I’m a big Netflix fan. The concept is clearly representative of where we’re all heading even if that future doesn’t specifically involve Netflix themselves. Streaming video on demand is what most everyone has been looking for since the first modem showed up decades ago. It was just a matter of time and bandwidth.Now that Netflix has managed to so effectively make the case for this approach I’ve been wondering about two features that seem absolutely obvious (at least to me) but that aren’t supported and seem to be holding the product back.
Both involve solving one of Netflix’s biggest issues and that’s improving the awareness of just what’s available there. For the novice Netflix user (and even many who aren’t) the perception often degrades to the feeling that Netflix is filled with a bunch of junk. Frankly, there’s so much content that the good things on it quickly vanish into the background. Many of the various Netflix interfaces are so poor that searching is often painful on such devices.

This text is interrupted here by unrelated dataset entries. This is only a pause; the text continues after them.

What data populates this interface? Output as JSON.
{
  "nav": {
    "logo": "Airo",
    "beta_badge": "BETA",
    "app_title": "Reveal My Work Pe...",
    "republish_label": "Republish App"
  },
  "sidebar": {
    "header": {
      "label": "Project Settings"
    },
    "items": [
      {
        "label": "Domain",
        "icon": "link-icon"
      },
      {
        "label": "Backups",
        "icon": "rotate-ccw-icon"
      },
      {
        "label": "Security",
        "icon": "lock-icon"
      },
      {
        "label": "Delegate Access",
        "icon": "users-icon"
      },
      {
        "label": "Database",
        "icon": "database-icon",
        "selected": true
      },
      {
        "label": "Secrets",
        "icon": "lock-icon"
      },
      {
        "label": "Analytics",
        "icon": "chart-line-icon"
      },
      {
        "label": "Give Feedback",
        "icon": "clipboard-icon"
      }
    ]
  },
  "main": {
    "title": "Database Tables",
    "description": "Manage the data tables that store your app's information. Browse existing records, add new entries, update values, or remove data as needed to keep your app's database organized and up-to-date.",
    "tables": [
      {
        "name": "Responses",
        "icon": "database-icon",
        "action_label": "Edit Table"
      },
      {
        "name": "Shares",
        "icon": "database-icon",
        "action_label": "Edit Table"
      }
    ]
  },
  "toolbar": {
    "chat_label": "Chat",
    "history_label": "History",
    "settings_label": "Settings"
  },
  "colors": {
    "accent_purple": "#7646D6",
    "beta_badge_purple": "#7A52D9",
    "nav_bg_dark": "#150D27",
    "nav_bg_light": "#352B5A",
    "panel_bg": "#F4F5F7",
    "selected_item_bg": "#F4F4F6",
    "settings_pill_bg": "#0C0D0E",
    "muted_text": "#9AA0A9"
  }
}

My Sony Blu-ray player is a classic example.
The first idea is really a head-banger. Why doesn’t Netflix support social networking features? When I find things I know friends and family would like I can’t share it with them easily. The only thing I can do is add such content to my own instant queue. Give me a way to connect to friends (via Facebook perhaps) to send them recommendations. Then I can add those to a Recommended to You section for later perusal. What’s more is that while I’m at a friend’s house I could do this for myself. I can’t tell you how many times I’ve tripped over something while on a friend’s Netflix setup only to have to send myself a reminder outside of Netflix. Being able to have a setup where I can easily keep a list of “friends” and then send them recommendations seems quite useful and beneficial to everyone including Netflix.
When I think of Netflix today what I see is a company that seems to have had one really amazing forward-thinking idea but now seems as if the well may have been quickly emptied. How any company like this is devoid of social networking features is entirely a mystery and a huge concern.
The other one is a bit more complex but is equally beneficial. When I present Netflix to new people—especially anyone that’s a bit older—their first reaction is that it’s entirely too disorganized and too overwhelming. They literally feel bowled over by the amount of options they see. An effective way around this would be to provide a comprehensive interactive “channel guide”.
You may be asking how Netflix can have a guide when they don’t have any channels and my answer to that one is simple—the channels I’m suggesting are entirely virtual and already exist.
You could have channels called, Action, Horror, Classics, TV and so forth. They already have these categories but then also have “Action2” and “Horror3” or variants like “Vampires”. Then fill the time slots of appropriate content from the current inventory of shows. Why would this be beneficial? For one thing there’s a slew of potential customers out there that are used to this sort of presentation. Make them comfortable and convert them over.
Once of the biggest issues with Netflix is that when you turn it on it just sits there. With TV when you turn it on something is on and you can bounce between things. Netflix could present itself as a complete cable replacement service this way. It gives the impression that something is always on. In fact, this is another item I’d like to see down the line and that’s a tie-in with existing channels to give Netflix users access to live content like a news channel. Launching Netflix wouldn’t be such a dead experience any longer. Someone like the Current TV channel should be pushing this already to get more brand awareness going.
If a user selects a movie on the guide that’s listed as being half-over simply start it at the beginning no matter what. The guide exists only to give those customers a sense of comfort and to show them how much is really here. It’d be easy to come up with 100 such channels and that would give people a real sense of value. It doesn’t matter one bit that’s it’s all artificial. The end user won’t care.
More than that, Netflix could charge a premium to the various studios to highlight their content more prominently in the guide. Who gets the critical time slots on channels? Why, whoever pays for that valuable space of course. If there’s a new Twilight movie coming out then the 8pm slot on the Vampires channel would show everyone the last film assuming the studio wants that. Imagine a competing film coming out and that studio wanting to make sure their related film is there or perhaps they’re willing to pay for virtually any content to appear in the key time slots instead of films from the competition.
“Recording” from the guide would just add things to my Instant Queue for later viewing furthering the familial aspects of the approach. Trust me, you’d end up converting a huge number of less gadget-oriented people with this. Customer satisfaction would go up and so would revenue both from the new customers and from the new advertising stream.